Later that afternoon, when Mr. Salvatore’s heart suddenly went into an erratic rhythm, Yvette was right there at his side. When the alarm sounded, she grabbed my arm. “I’m panicking!” she shouted. I tried to calm her down and deal with the emergency at the same time. The doctor came in and ordered an intravenous beta-blocker to slow the heart rate. Shortly after I gave it, Mr. Salvatore’s cardiac problem was resolved, but no amount of reassurance I offered eased his daughter’s anxiety. Later that day, Mr. Salvatore had to be transported to another part of the hospital for the radiologist to drain the abscesses in his belly.

“Is
this
reason to panic?” Yvette asked, clasping my hand. In answer, I put one arm around her and pushed the bed along with my other hand as we made our way down the hall to the procedure room. There, the radiologist met with her and told her that if the “collections” turned out not to be fluid-filled then he wouldn’t be
able to drain them. “In that case, I can’t do anything,” he said as the technician spread out a green sterile drape over the patient’s abdomen in preparation for the procedure.

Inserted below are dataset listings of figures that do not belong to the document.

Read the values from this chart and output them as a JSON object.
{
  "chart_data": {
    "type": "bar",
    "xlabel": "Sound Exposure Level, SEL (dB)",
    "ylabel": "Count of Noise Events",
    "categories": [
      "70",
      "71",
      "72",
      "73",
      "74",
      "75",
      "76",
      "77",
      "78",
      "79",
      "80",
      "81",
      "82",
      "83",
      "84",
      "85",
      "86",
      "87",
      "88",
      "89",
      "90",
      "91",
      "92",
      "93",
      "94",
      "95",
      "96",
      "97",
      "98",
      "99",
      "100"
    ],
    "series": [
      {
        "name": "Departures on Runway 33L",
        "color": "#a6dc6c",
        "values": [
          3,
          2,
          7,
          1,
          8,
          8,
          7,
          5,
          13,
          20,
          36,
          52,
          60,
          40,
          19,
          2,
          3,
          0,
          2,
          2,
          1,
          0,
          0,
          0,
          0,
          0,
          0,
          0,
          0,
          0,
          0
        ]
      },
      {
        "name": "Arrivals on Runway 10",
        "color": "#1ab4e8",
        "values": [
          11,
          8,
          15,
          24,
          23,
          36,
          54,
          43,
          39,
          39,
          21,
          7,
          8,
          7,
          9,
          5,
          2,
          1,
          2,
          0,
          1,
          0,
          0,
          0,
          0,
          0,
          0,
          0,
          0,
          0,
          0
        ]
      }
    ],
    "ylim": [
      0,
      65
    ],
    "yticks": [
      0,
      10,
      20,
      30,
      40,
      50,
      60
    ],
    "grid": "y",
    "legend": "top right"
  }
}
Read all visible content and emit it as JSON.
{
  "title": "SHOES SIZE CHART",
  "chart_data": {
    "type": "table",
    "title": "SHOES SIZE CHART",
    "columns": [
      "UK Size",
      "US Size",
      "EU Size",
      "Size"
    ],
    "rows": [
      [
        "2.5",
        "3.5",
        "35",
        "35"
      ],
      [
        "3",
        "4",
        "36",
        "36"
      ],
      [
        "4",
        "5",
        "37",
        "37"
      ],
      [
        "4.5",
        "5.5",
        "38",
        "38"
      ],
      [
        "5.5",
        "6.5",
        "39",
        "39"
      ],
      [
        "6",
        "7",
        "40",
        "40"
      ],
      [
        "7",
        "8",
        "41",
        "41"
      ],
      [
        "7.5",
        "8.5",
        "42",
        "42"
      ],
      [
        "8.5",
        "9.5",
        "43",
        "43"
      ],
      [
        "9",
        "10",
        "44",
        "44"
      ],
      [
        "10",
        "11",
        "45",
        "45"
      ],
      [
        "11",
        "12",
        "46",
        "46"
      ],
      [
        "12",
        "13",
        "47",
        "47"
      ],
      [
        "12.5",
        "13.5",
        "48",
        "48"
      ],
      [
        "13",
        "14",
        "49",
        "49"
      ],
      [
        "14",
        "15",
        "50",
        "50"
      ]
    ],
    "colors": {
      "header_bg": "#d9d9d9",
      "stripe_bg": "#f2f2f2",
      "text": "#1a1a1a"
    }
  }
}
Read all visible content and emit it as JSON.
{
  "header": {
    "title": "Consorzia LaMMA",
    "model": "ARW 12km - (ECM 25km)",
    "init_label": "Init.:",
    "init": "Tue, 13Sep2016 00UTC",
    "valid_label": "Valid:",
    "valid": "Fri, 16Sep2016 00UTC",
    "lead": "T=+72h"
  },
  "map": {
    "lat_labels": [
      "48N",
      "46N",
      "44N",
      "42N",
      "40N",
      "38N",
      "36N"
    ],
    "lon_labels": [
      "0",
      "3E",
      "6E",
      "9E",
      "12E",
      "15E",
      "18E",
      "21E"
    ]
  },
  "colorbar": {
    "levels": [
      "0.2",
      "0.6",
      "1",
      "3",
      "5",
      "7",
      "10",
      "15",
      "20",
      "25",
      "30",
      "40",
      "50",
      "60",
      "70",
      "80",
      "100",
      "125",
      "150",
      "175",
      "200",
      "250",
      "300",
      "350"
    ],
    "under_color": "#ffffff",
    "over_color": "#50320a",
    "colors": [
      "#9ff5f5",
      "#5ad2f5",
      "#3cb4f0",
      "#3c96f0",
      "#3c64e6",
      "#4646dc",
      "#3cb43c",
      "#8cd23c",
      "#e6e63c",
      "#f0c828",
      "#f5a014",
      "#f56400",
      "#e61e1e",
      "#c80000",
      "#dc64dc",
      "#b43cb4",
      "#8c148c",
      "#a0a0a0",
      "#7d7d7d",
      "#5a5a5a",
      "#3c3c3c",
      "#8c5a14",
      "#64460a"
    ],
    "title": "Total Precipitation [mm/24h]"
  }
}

“What does that mean?” she asked him. “Does that mean it’s serious?”

“It means I can’t drain it,” the doctor said without further elaboration. Draining abscesses under fluoroscopy was his specialty, but for whatever reason he didn’t explain that if there wasn’t fluid to be drained, then it was probably a solid mass, such as a tumour, and in this case, likely malignant. But Yvette sensed the ominous implication. “Are you saying it would be bad?” The radiologist was preoccupied, already in the midst of the procedure, so she turned back to me, but I was busy giving her father sedation and assisting the doctor with the procedure. Out of the corner of my eye, I saw her terror-stricken face, her tiny, rigid body that looked like it might snap in two. She held on to her pale forehead. “I’m panicking,” she said in a tremulous voice. I looked around the room for a chair and luckily, just then, the technician caught her as she keeled over. Fullblown panic had finally done her in, but at least it allowed me to now focus my attention on taking care of her father. I exhaled. I hadn’t realized how shallow my breathing had become, how tight my chest was, how jittery I felt. I had caught a bad case of her panic.

I’VE WORKED WITH
Noreen for the past ten years or so. She has a tough, abrasive personality and often has a sour look of disapproval on her face, but I have learned to ignore it because she’s really very kind-hearted and an excellent nurse. Noreen is someone who always seems to have her emotions under control, even the day she took care of a patient whose family pushed her to the limit.